Kesepakatan perubahan postur APBN itu, tutur Sri Mulyani, pada pendapatan negara 2022 yang ditetapkan sebesar Rp2.266,2 triliun atau naik Rp420,1 triliun, dari sebelumnya yang sebesar Rp1.846,1 triliun.
Sri Mulyani mengatakan, peningkatan outlook pendapatan negara ini menunjukkan Indonesia lebih berdaya tahan daripada negara-negara lain. Saat negara lain menghadapi krisis, Indonesia malah bisa mendapat pendapatan lebih tinggi lebih dari Rp400 triliun.
“Dengan tambahan anggaran ini bisa kami gunakan untuk melindungi rakyat dan ekonomi. Sekaligus ini akan melindungi APBN. Karena tiga-tiganya adalah hal yang penting,” tutur Sri Mulyani dalam rapat kerja bersama dengan Badan Anggaran DPR RI, Kamis (19/5/2022).
Perubahan postur anggaran dilakukan untuk mengakomodasi kenaikan belanja negara, terutama yang terkait dengan subsidi energi dan perlindungan sosial yang disulut kenaikan harga minyak. Kenaikan harga minyak memang menjadi katalis positif bagi penerimaan negara. Akan tetapi, kondisi ini juga membawa konsekuensi ikutan, yakni kenaikan kebutuhan belanja untuk subsidi energi dan perlindungan sosial.
Kedua pos belanja itu wajib dinaikkan untuk menjaga daya beli masyarakat, sehingga inflasi tetap dalam kendali. Apabila inflasi tidak mampu dijangkau pemerintah, maka otoritas moneter akan menaikkan suku bunga acuan. Tak dipungkiri, kenaikan suku bunga juga berpotensi mengerem laju momentum pemulihan ekonomi serta kesehatan berusaha.
Perubahan APBN 2022 ditandai dengan revisi asumsi dasar ekonomi makro serta prospek belanja sepanjang tahun ini. Pemerintah dan DPR sepakat menaikkan target inflasi dari 3 persen menjadi 2 persen—4 persen.
Selain perubahan pendapatan negara menjadi Rp2.266,2 triliun dari semula Rp1.846,1 triliun, belanja negara juga berubah menjadi Rp3.106,4 triliun dari semula Rp2.714,2 triliun. Dari komponen ini, kemudian didistribusikan untuk kepentingan belanja pemerintah pusat dari semula Rp1.44,5 menjadi Rp2.301,6 triliun.

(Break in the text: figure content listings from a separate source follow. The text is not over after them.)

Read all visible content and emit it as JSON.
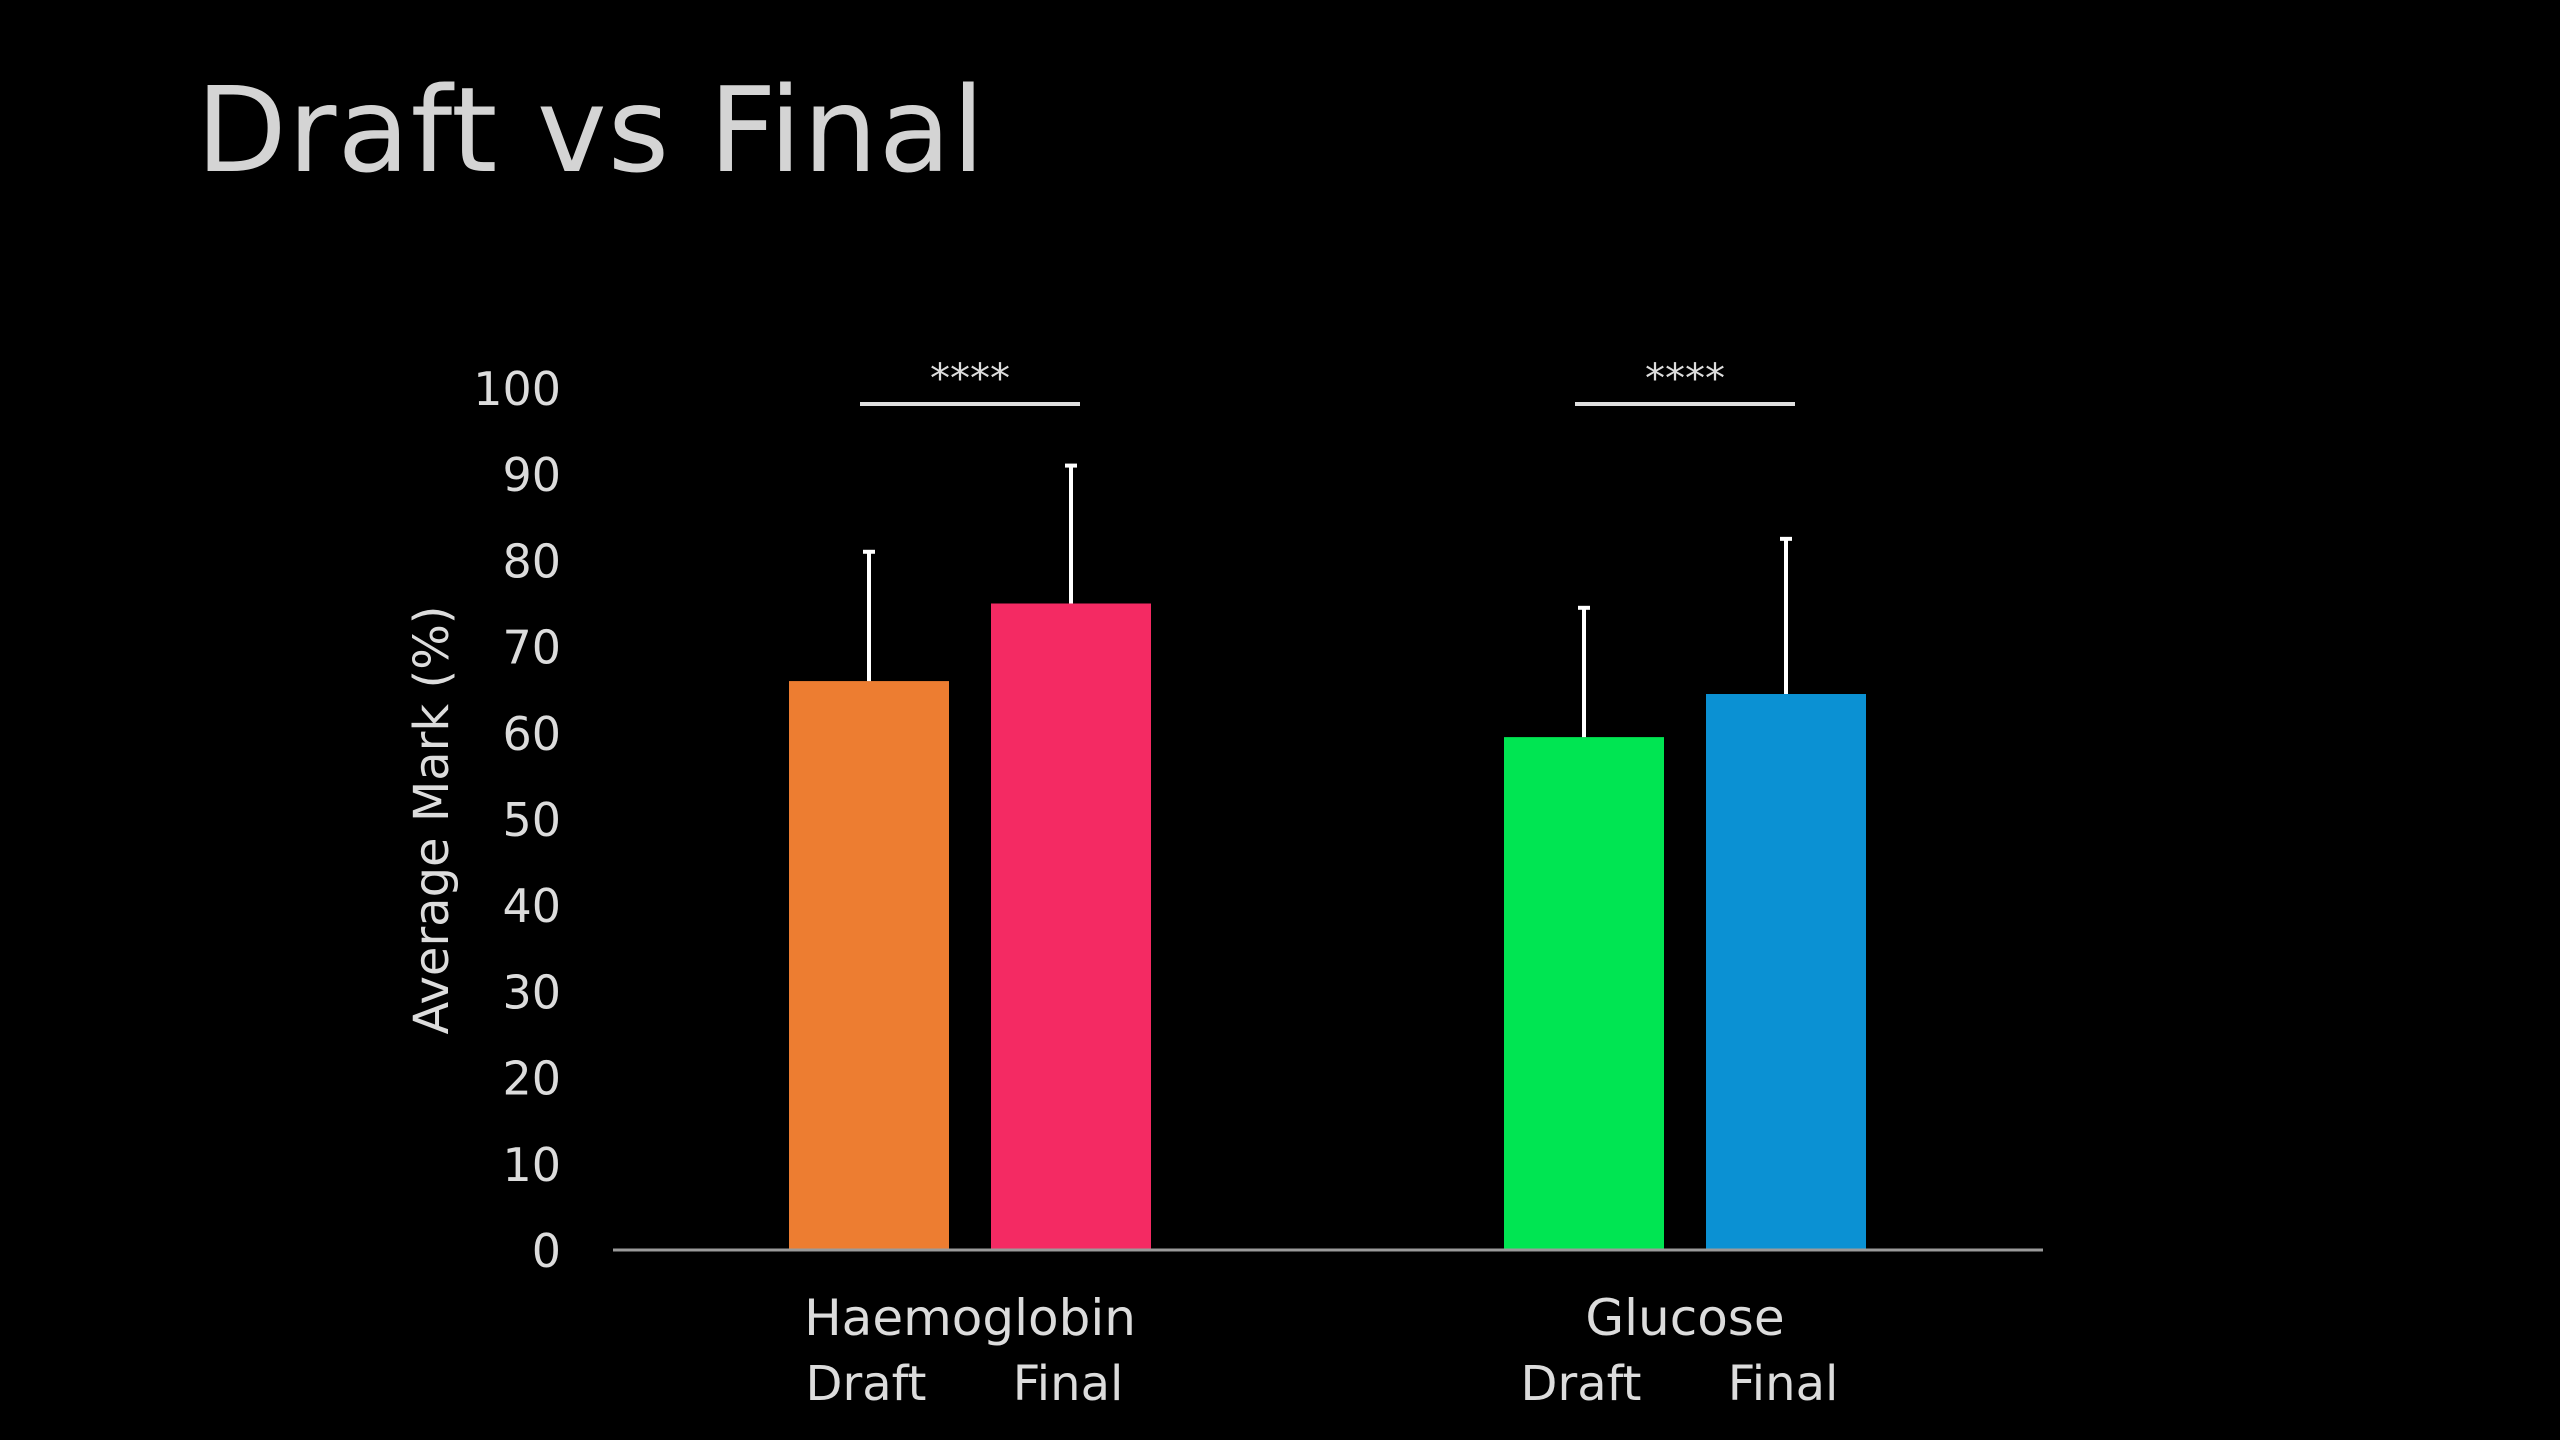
{
  "slide": {
    "title": "Draft vs Final"
  },
  "chart_data": {
    "type": "bar",
    "ylabel": "Average Mark (%)",
    "ylim": [
      0,
      100
    ],
    "yticks": [
      0,
      10,
      20,
      30,
      40,
      50,
      60,
      70,
      80,
      90,
      100
    ],
    "grid": false,
    "legend": "none",
    "groups": [
      {
        "name": "Haemoglobin",
        "significance": "****",
        "bars": [
          {
            "label": "Draft",
            "value": 66,
            "error": 15,
            "color": "#ed7d31"
          },
          {
            "label": "Final",
            "value": 75,
            "error": 16,
            "color": "#f42a63"
          }
        ]
      },
      {
        "name": "Glucose",
        "significance": "****",
        "bars": [
          {
            "label": "Draft",
            "value": 59.5,
            "error": 15,
            "color": "#00e552"
          },
          {
            "label": "Final",
            "value": 64.5,
            "error": 18,
            "color": "#0b91d3"
          }
        ]
      }
    ]
  }
}
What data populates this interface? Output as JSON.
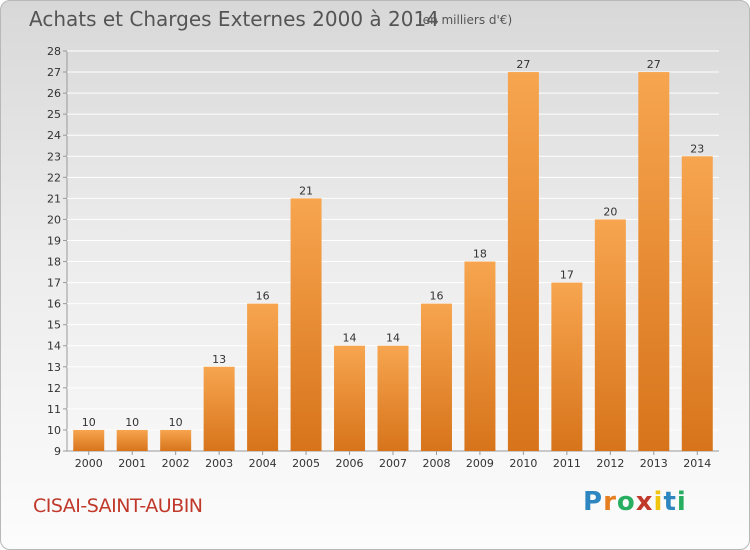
{
  "header": {
    "title": "Achats et Charges Externes 2000 à 2014",
    "subtitle": "(en milliers d'€)"
  },
  "footer": {
    "commune": "CISAI-SAINT-AUBIN",
    "brand": [
      "P",
      "r",
      "o",
      "x",
      "i",
      "t",
      "i"
    ],
    "brand_colors": [
      "#2e86c1",
      "#e67e22",
      "#27ae60",
      "#c0392b",
      "#f1c40f",
      "#2e86c1",
      "#27ae60"
    ]
  },
  "colors": {
    "bar_light": "#f7a54f",
    "bar_dark": "#d7741b",
    "label": "#333333"
  },
  "chart_data": {
    "type": "bar",
    "title": "Achats et Charges Externes 2000 à 2014",
    "categories": [
      "2000",
      "2001",
      "2002",
      "2003",
      "2004",
      "2005",
      "2006",
      "2007",
      "2008",
      "2009",
      "2010",
      "2011",
      "2012",
      "2013",
      "2014"
    ],
    "values": [
      10,
      10,
      10,
      13,
      16,
      21,
      14,
      14,
      16,
      18,
      27,
      17,
      20,
      27,
      23
    ],
    "ylim": [
      9,
      28
    ],
    "yticks": [
      9,
      10,
      11,
      12,
      13,
      14,
      15,
      16,
      17,
      18,
      19,
      20,
      21,
      22,
      23,
      24,
      25,
      26,
      27,
      28
    ],
    "grid": true,
    "data_labels": true
  }
}
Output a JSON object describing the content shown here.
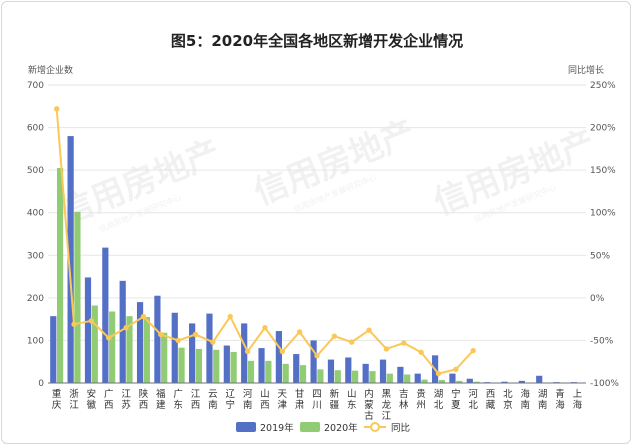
{
  "chart_data": {
    "type": "bar",
    "title": "图5：2020年全国各地区新增开发企业情况",
    "y_left_label": "新增企业数",
    "y_right_label": "同比增长",
    "y_left_ticks": [
      "0",
      "100",
      "200",
      "300",
      "400",
      "500",
      "600",
      "700"
    ],
    "y_right_ticks": [
      "-100%",
      "-50%",
      "0%",
      "50%",
      "100%",
      "150%",
      "200%",
      "250%"
    ],
    "ylim_left": [
      0,
      700
    ],
    "ylim_right": [
      -100,
      250
    ],
    "categories": [
      "重庆",
      "浙江",
      "安徽",
      "广西",
      "江苏",
      "陕西",
      "福建",
      "广东",
      "江西",
      "云南",
      "辽宁",
      "河南",
      "山西",
      "天津",
      "甘肃",
      "四川",
      "新疆",
      "山东",
      "内蒙古",
      "黑龙江",
      "吉林",
      "贵州",
      "湖北",
      "宁夏",
      "河北",
      "西藏",
      "北京",
      "海南",
      "湖南",
      "青海",
      "上海"
    ],
    "series": [
      {
        "name": "2019年",
        "type": "bar",
        "color": "#5470c6",
        "values": [
          157,
          580,
          248,
          318,
          240,
          190,
          205,
          165,
          140,
          163,
          88,
          140,
          82,
          122,
          68,
          100,
          55,
          60,
          45,
          55,
          38,
          22,
          65,
          22,
          10,
          2,
          3,
          5,
          17,
          2,
          2
        ]
      },
      {
        "name": "2020年",
        "type": "bar",
        "color": "#91cc75",
        "values": [
          505,
          402,
          182,
          168,
          157,
          155,
          118,
          83,
          80,
          78,
          73,
          52,
          52,
          45,
          42,
          32,
          30,
          29,
          28,
          22,
          20,
          8,
          7,
          5,
          3,
          0,
          0,
          0,
          0,
          0,
          0
        ]
      },
      {
        "name": "同比",
        "type": "line",
        "color": "#fac858",
        "values": [
          222,
          -31,
          -27,
          -47,
          -35,
          -22,
          -43,
          -50,
          -43,
          -52,
          -22,
          -63,
          -35,
          -63,
          -40,
          -68,
          -45,
          -52,
          -38,
          -60,
          -53,
          -64,
          -89,
          -84,
          -62,
          null,
          null,
          null,
          null,
          null,
          null
        ]
      }
    ],
    "legend": [
      "2019年",
      "2020年",
      "同比"
    ],
    "legend_position": "bottom",
    "grid": true
  },
  "watermark": {
    "main": "信用房地产",
    "sub": "信用房地产发展研究中心"
  }
}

Belanja itu, terdiri dari belanja kementerian/lembaga (K/L) Rp945,8 triliun menjadi Rp948,8 triliun. Berikutnya, belanja non-K/L dari semula Rp998,8 menjadi Rp1.352, 9 triliun.
Nah, komponen belanja non-K/L meliputi subsidi energi yang naik menjadi Rp208,9 triliun dari semula Rp134,0 triliun, kompensasi BBM dan listrik dari Rp18,5 triliun menjadi Rp293,5 triliun, penyesuaian anggaran pendidikan non-K/L sebesar Rp19 triliun menjadi Rp43 triliun, penebalan perlindungan sosial dari tak teranggarkan menjadi Rp18,6 triliun.
Perubahan postur APBN itu, seperti disampaikan Menteri Keuangan, untuk mengakomodasi kenaikan belanja negara, terutama yang terkait dengan subsidi energi dan perlindungan sosial yang disulut kenaikan harga minyak. Adapun, anggaran perlindungan sosial pada tahun ini mendapatkan tambahan senilai Rp18,6 triliun, subsidi bahan bakar minyak (BBM) dan liquid petroleum gas (LPG) Rp74,9 triliun, dan subsidi listrik Rp3 triliun.
Otoritas fiskal juga menaikkan Indonesian Crude Price (ICP) dari USD63 per barel menjadi USD95— USD105/barel. Dengan kenaikan subsidi energi, pemerintah dan DPR sepakat untuk tidak menaikkan harga elpiji 3 kg, harga BBM bersubsidi, dan tarif listrik di bawah 3.000 VA dilakukan demi melindungi daya beli masyarakat, menjaga pemulihan ekonomi nasional, serta menyelamatkan keuangan Pertamina dan PLN yang tengah mengalami krisis arus kas akibat mendapat penugasan pemerintah.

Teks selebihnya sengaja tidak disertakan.